SENTENCIA CONSTITUCIONAL 1939/2010-R
Fecha: 25-Oct-2010
III.5. Análisis del caso específico
En el caso analizado a la luz del nuevo orden constitucional y en observancia y coherencia con los Tratados y Convenios Internacionales, en materia de Derechos Humanos, ratificados por el país, que forman parte del bloque de constitucionalidad y normas de seguridad social, aplicables en virtud del art. 199 de las “Disposiciones Transitorias y Finales” de la Ley de Seguridad Social Militar; se concluye que la seguridad social, además de ser un derecho fundamental, es un instrumento de justicia social para la protección integral de la persona, para que ésta tenga los ingresos indispensables para vivir con dignidad, constituyéndose como un reconocimiento de la persona por los años trabajados, estando vinculado con el derecho a la vida, a la salud física y mental, características que están reconocidas constitucionalmente en el art. 13.I de la CPE, al dejar sentado que: “Los derechos reconocidos por esta Constitución son inviolables, universales, interdependientes, indivisibles y progresivos. El Estado tiene el deber de promoverlos, protegerlos y respetarlos”.
De ahí que la seguridad social es un instrumento de justicia social; por lo que, debe prevalecer el derecho sustantivo a las formalidades, para hacer efectivos los valores, principios y fines del Estado. En este sentido, se debe buscar la justicia material que ha sido desarrollada por este Tribunal en diferentes sentencias, haciendo excepciones, inclusive a los principios de subsidiariedad e inmediatez.

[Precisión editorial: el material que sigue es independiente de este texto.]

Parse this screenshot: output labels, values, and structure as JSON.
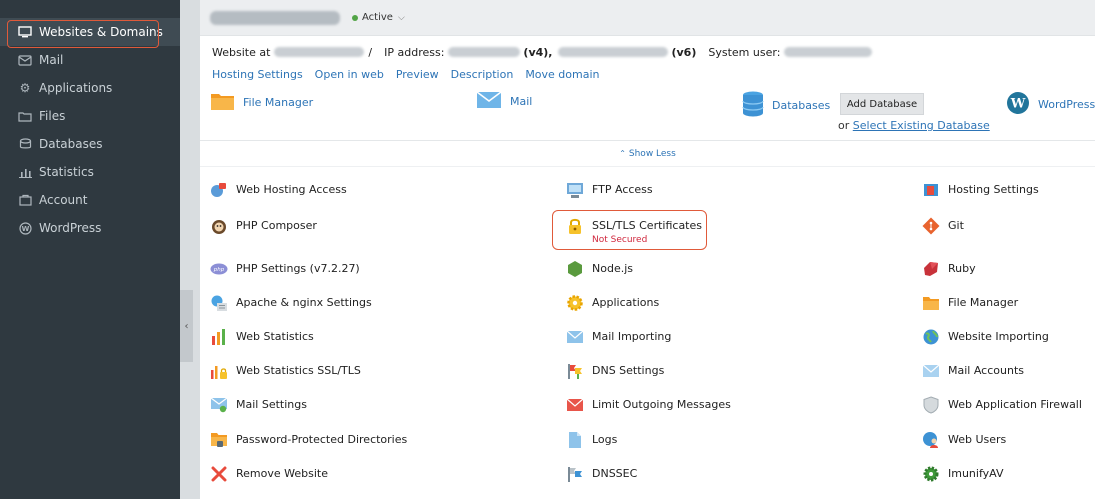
{
  "sidebar": {
    "items": [
      {
        "label": "Websites & Domains",
        "icon": "monitor-icon",
        "active": true
      },
      {
        "label": "Mail",
        "icon": "envelope-icon"
      },
      {
        "label": "Applications",
        "icon": "gear-icon"
      },
      {
        "label": "Files",
        "icon": "folder-icon"
      },
      {
        "label": "Databases",
        "icon": "database-icon"
      },
      {
        "label": "Statistics",
        "icon": "bar-chart-icon"
      },
      {
        "label": "Account",
        "icon": "account-icon"
      },
      {
        "label": "WordPress",
        "icon": "wordpress-icon"
      }
    ],
    "collapse_glyph": "‹"
  },
  "domain": {
    "status": "Active"
  },
  "info": {
    "website_at_label": "Website at",
    "website_slash": "/",
    "ip_label": "IP address:",
    "v4_suffix": "(v4),",
    "v6_suffix": "(v6)",
    "system_user_label": "System user:"
  },
  "links": [
    "Hosting Settings",
    "Open in web",
    "Preview",
    "Description",
    "Move domain"
  ],
  "quick": {
    "file_manager": "File Manager",
    "mail": "Mail",
    "databases": "Databases",
    "add_database": "Add Database",
    "or_text": "or",
    "select_existing": "Select Existing Database",
    "wordpress": "WordPress"
  },
  "show_less": "Show Less",
  "tools": [
    {
      "label": "Web Hosting Access",
      "icon": "hosting-access-icon"
    },
    {
      "label": "FTP Access",
      "icon": "ftp-icon"
    },
    {
      "label": "Hosting Settings",
      "icon": "hosting-settings-icon"
    },
    {
      "label": "PHP Composer",
      "icon": "composer-icon"
    },
    {
      "label": "SSL/TLS Certificates",
      "sub": "Not Secured",
      "icon": "lock-icon"
    },
    {
      "label": "Git",
      "icon": "git-icon"
    },
    {
      "label": "PHP Settings (v7.2.27)",
      "icon": "php-icon"
    },
    {
      "label": "Node.js",
      "icon": "nodejs-icon"
    },
    {
      "label": "Ruby",
      "icon": "ruby-icon"
    },
    {
      "label": "Apache & nginx Settings",
      "icon": "server-settings-icon"
    },
    {
      "label": "Applications",
      "icon": "applications-gear-icon"
    },
    {
      "label": "File Manager",
      "icon": "folder-icon"
    },
    {
      "label": "Web Statistics",
      "icon": "bar-chart-icon"
    },
    {
      "label": "Mail Importing",
      "icon": "mail-import-icon"
    },
    {
      "label": "Website Importing",
      "icon": "globe-icon"
    },
    {
      "label": "Web Statistics SSL/TLS",
      "icon": "stats-lock-icon"
    },
    {
      "label": "DNS Settings",
      "icon": "dns-icon"
    },
    {
      "label": "Mail Accounts",
      "icon": "mail-accounts-icon"
    },
    {
      "label": "Mail Settings",
      "icon": "mail-settings-icon"
    },
    {
      "label": "Limit Outgoing Messages",
      "icon": "mail-limit-icon"
    },
    {
      "label": "Web Application Firewall",
      "icon": "shield-icon"
    },
    {
      "label": "Password-Protected Directories",
      "icon": "protected-folder-icon"
    },
    {
      "label": "Logs",
      "icon": "logs-icon"
    },
    {
      "label": "Web Users",
      "icon": "users-icon"
    },
    {
      "label": "Remove Website",
      "icon": "remove-icon"
    },
    {
      "label": "DNSSEC",
      "icon": "dnssec-icon"
    },
    {
      "label": "ImunifyAV",
      "icon": "imunify-icon"
    }
  ]
}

Así, la SC 1138/2004-R de 21 de julio, sostuvo que: “…el Estado Democrático de Derecho tiene como uno de sus pilares el valor de la justicia (art.1.II de la CPE), de ahí se desprende que el ciudadano tiene derecho a una justicia material, en la que la independencia del Poder Judicial y, en particular, de los jueces, tiene por única función garantizar que sus decisiones sean producto de apreciaciones jurídicas, sometidas a las formas y métodos prescritos por la ley y por la ciencia del derecho, no como entienden algunas autoridades, un mecanismo para proteger la 'institucionalidad judicial' por encima de sus deberes constitucionales y, de esta manera, aislar a la justicia del resto del Estado y colocarse a espaldas de la sociedad. El principio de seguridad jurídica refuerza esta idea, al garantizarle al ciudadano que la actividad judicial procurará, en todo caso y por encima de toda consideración, garantizar la efectiva protección de sus derechos constitucionales y legales accediendo a una justicia material o verdaderamente eficaz no una aplicación formal y mecánica de la ley, por el contrario, lograr que las consecuencias mismas de una decisión judicial debe significar una efectiva materialización de los principios, valores y derechos constitucionales…”.

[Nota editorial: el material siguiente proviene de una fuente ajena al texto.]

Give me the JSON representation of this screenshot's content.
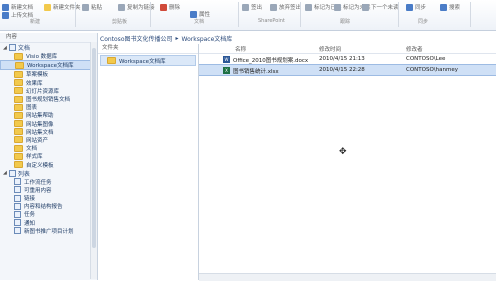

En similar sentido, la SC 1294/2006-R de 18 de diciembre, manifestó lo siguiente: “…El principio de justicia material o verdaderamente eficaz se opone a la aplicación formal y mecánica de la ley en la definición de una determinada situación jurídica. Exige, por el contrario, una preocupación por las consecuencias mismas de la decisión y por la persona que es su destinataria, bajo el entendido de que aquella debe implicar y significar una efectiva concreción de los principios, valores y derechos constitucionales”.
En la especie, COSSMIL alega que el basamento de la inconstitucionalidad del art. 185 del DL 11901 esgrimido por los demandados -Sala de Apelaciones y Consulta del Tribunal Supremo de Justicia Militar- es errado; y en todo caso, en virtud precisamente de esa norma el derecho al cobro por concepto de bono de cesantía precluyó a los tres años de producido el retiro voluntario de Ronald Rodríguez Clavijo; sin embargo, según lo analizado si bien es evidente lo alegado, en el desarrollo normativo tiene prevalencia lo establecido en la Constitución Política del Estado, que consagra protección especial a la seguridad social y sobre todo debe primar el valor justicia material que constituye uno de los pilares fundamentales del Estado Democrático de Derecho y que se encuentra consagrado por el art. 8.II de la CPE, debiendo enfatizarse que este principio se hace extensivo a todas las jurisdicciones,
incluida la militar, y dentro de esa perspectiva el supuesto acto ilegal no halla cobijo a través de este medio extraordinario, donde se alega esencialmente el instituto de la prescripción, tiempo que no debe ser tomado como único elemento valorativo para la procedencia o improcedencia de un derecho adquirido conforme prescriben los arts. 2 y 8 de la ley de Seguro Social Militar al hacer mención a los objetivos y fines de esta clase de seguros; más aún si se considera la nueva regulación constitucional sobre los derechos sociales y su carácter imprescriptible (art. 48.IV de la CPE), caso contrario se caería en una suerte de interpretación exegética de la norma que contradice el derecho sustancial de dar a cada quien lo que le corresponde, exteriorizado en el principio de igualdad y razonabilidad que fue compulsada porque el militar acreedor permaneció ausente del país por razones de salud de su cónyuge que se presentan en el quehacer humano calificado como un estado de fuerza mayor que fue debidamente considerado y sopesado, máxime si el capital por cesantía es producto de los aportes individuales conforme nos ilustra la normativa especial militar.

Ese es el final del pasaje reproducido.